Grab one big buffer once, early (when the heap is fresh and contiguous), then hand out slices of it for the large transient buffers. Those buffers then never alloc/free at runtime, so they can’t fragment anything. Reuse the same arena bytes for work that doesn’t overlap in time.

lib/picogame_arena.py is a tiny, general implementation (it’s in the picogame lib but the Arena class is not game-specific):

import picogame_arena
AR = picogame_arena.Arena(4096)        # 4096 bytes, grabbed up front (size = your max)
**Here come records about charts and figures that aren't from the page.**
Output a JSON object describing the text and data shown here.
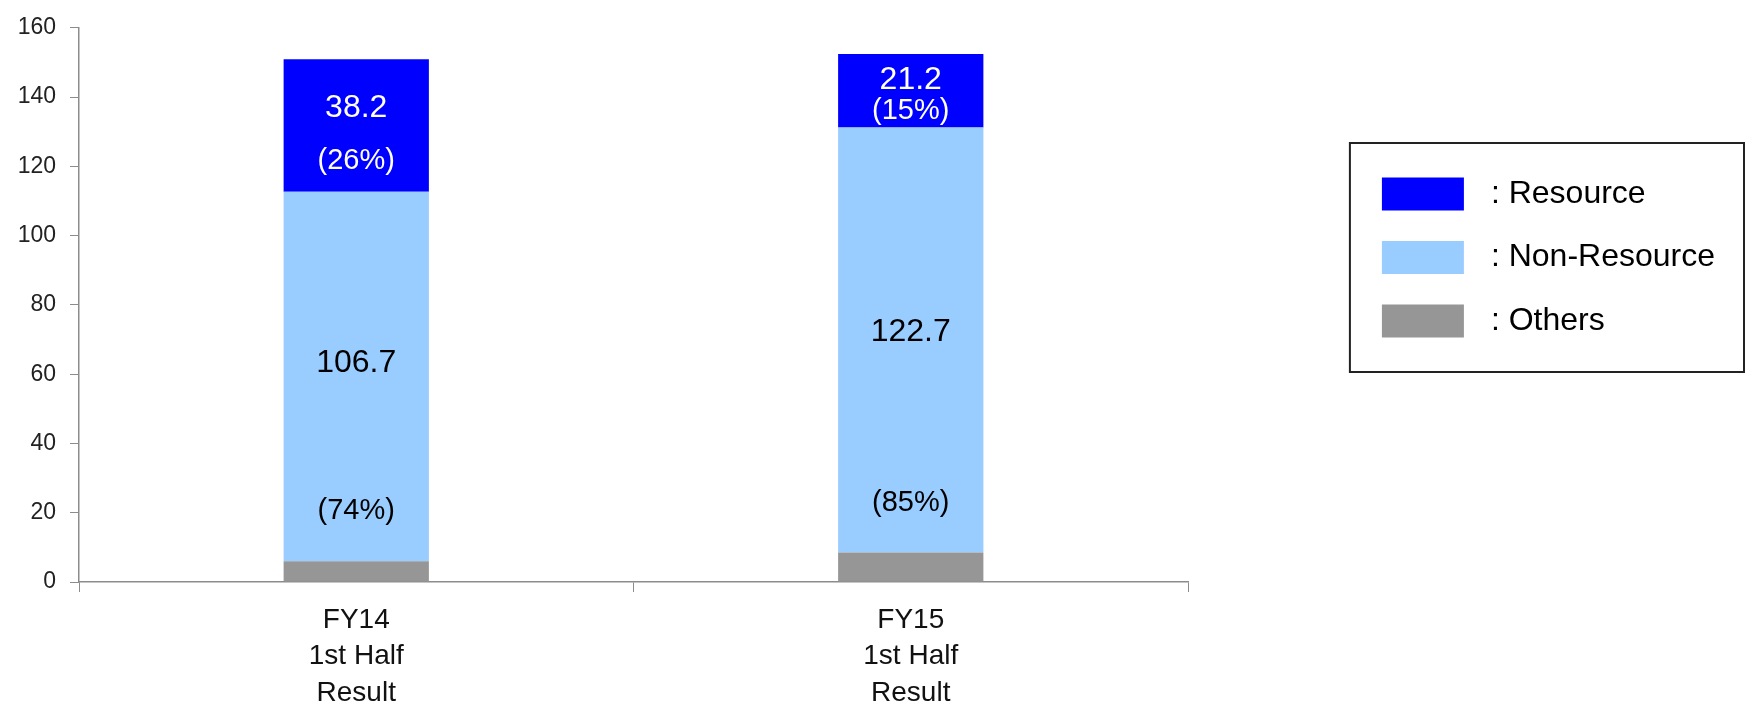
{
  "chart_data": {
    "type": "bar",
    "stacked": true,
    "categories": [
      "FY14\n1st Half\nResult",
      "FY15\n1st Half\nResult"
    ],
    "series": [
      {
        "name": ": Others",
        "color": "#969696",
        "values": [
          6,
          8.5
        ]
      },
      {
        "name": ": Non-Resource",
        "color": "#99ccff",
        "values": [
          106.7,
          122.7
        ],
        "value_labels": [
          "106.7\n(74%)",
          "122.7\n(85%)"
        ]
      },
      {
        "name": ": Resource",
        "color": "#0000ff",
        "values": [
          38.2,
          21.2
        ],
        "value_labels": [
          "38.2\n(26%)",
          "21.2\n(15%)"
        ]
      }
    ],
    "ylim": [
      0,
      160
    ],
    "yticks": [
      0,
      20,
      40,
      60,
      80,
      100,
      120,
      140,
      160
    ],
    "legend": "right"
  }
}
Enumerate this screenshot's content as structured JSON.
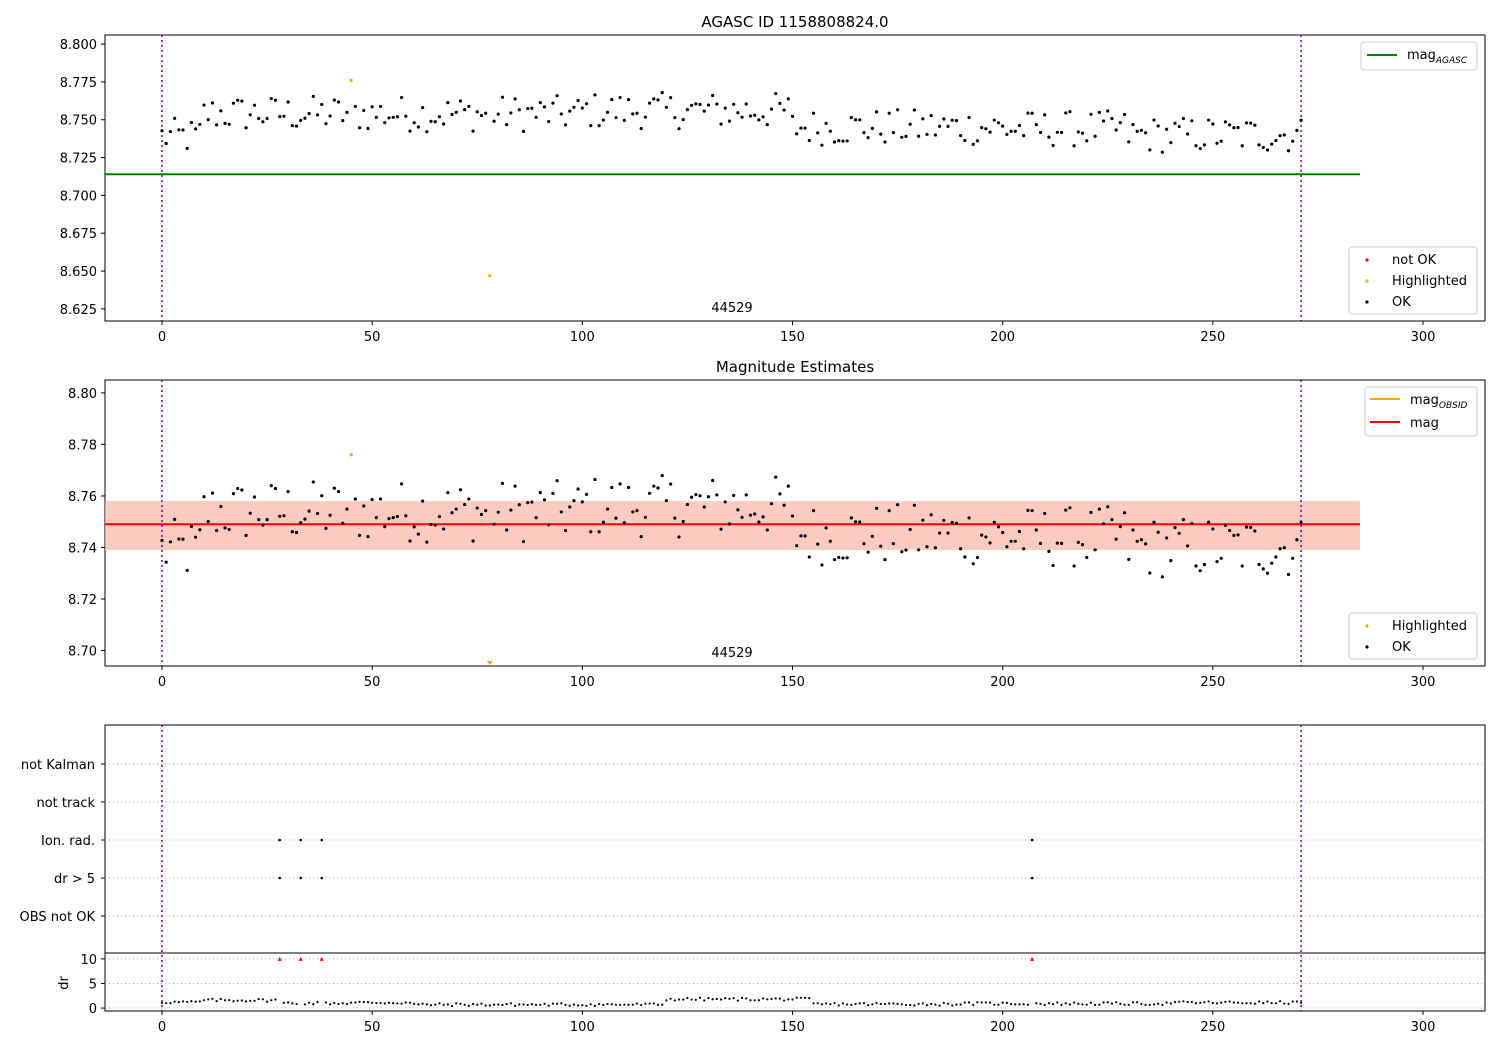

# --- networking example: reuse ONE response buffer instead of churning ---
buf = AR.alloc(4096)                   # a memoryview slice, no per-request alloc
while True:
    AR.reset()                         # reuse the same bytes each request
    n = sock.recv_into(buf)            # read straight into the arena slice
    process(buf[:n])                   # parse without allocating another big buffer

# --- graphics example (picogame): back big Canvases with arena memory ---
AR = picogame_arena.Arena(320 * 80)    # pixels (x2 bytes); the biggest surface you need
AR.reset(); road = AR.canvas(320, 80)          # one screen's big surface
# later, a different screen (not alive at the same time) reuses the same arena:
AR.reset(); shapes = AR.canvas(320, 44); btn = AR.canvas(160, 48)

API: Arena(pixels) (allocates pixels*2 bytes), alloc(nbytes) -> memoryview, canvas(w, h, transparent=None) -> Canvas (needs the firmware Canvas(..., buffer=) arg), reset() (rewind the cursor — call at the start of each non-overlapping use), free().

Key point: the arena makes the big allocation happen once at startup and the slices never touch the heap — so a session can run indefinitely without the “90 KB free but can’t allocate 51 KB” failure.

Other techniques (combine as needed)

Allocate big/long-lived buffers first, at boot, and keep them — don’t free and re-create them per iteration.
Object pools for many small same-size objects (e.g. sprites, requests) — reuse instead of alloc/free churn. (picogame: picogame_pool.)
recv_into / readinto (and similar *_into APIs) read into an existing buffer instead of allocating a new bytes object each call.
gc.collect() at natural boundaries (end of a request/level) to merge adjacent free blocks — necessary but not sufficient (it can’t move live objects).
gc.threshold(n) to trigger GC earlier and keep the heap tidier.
CircuitPython already relocates import-time “long-lived” objects to the end of the heap on the first GC, keeping the low heap contiguous for working allocations — so importing your modules up front (not lazily, mid-run) helps.

Why not just defragment?

A true compacting/defragmenting GC isn’t feasible as an add-on: MicroPython objects reference each other by raw pointers (in Python, in C modules, in bytecode), and the GC scans the C stack conservatively — so it cannot safely move an object and rewrite every reference to it. That would require a different (precise / handle-based) object model in the VM core. The arena pattern is the practical answer: don’t let the big buffers churn in the first place.

See also the engine’s Canvas(..., buffer=) argument (back a drawing surface with arena memory) and the helper picogame_pool (object pools). Build and measure in the desktop simulator first; optimise only once you’ve measured where the RAM actually goes.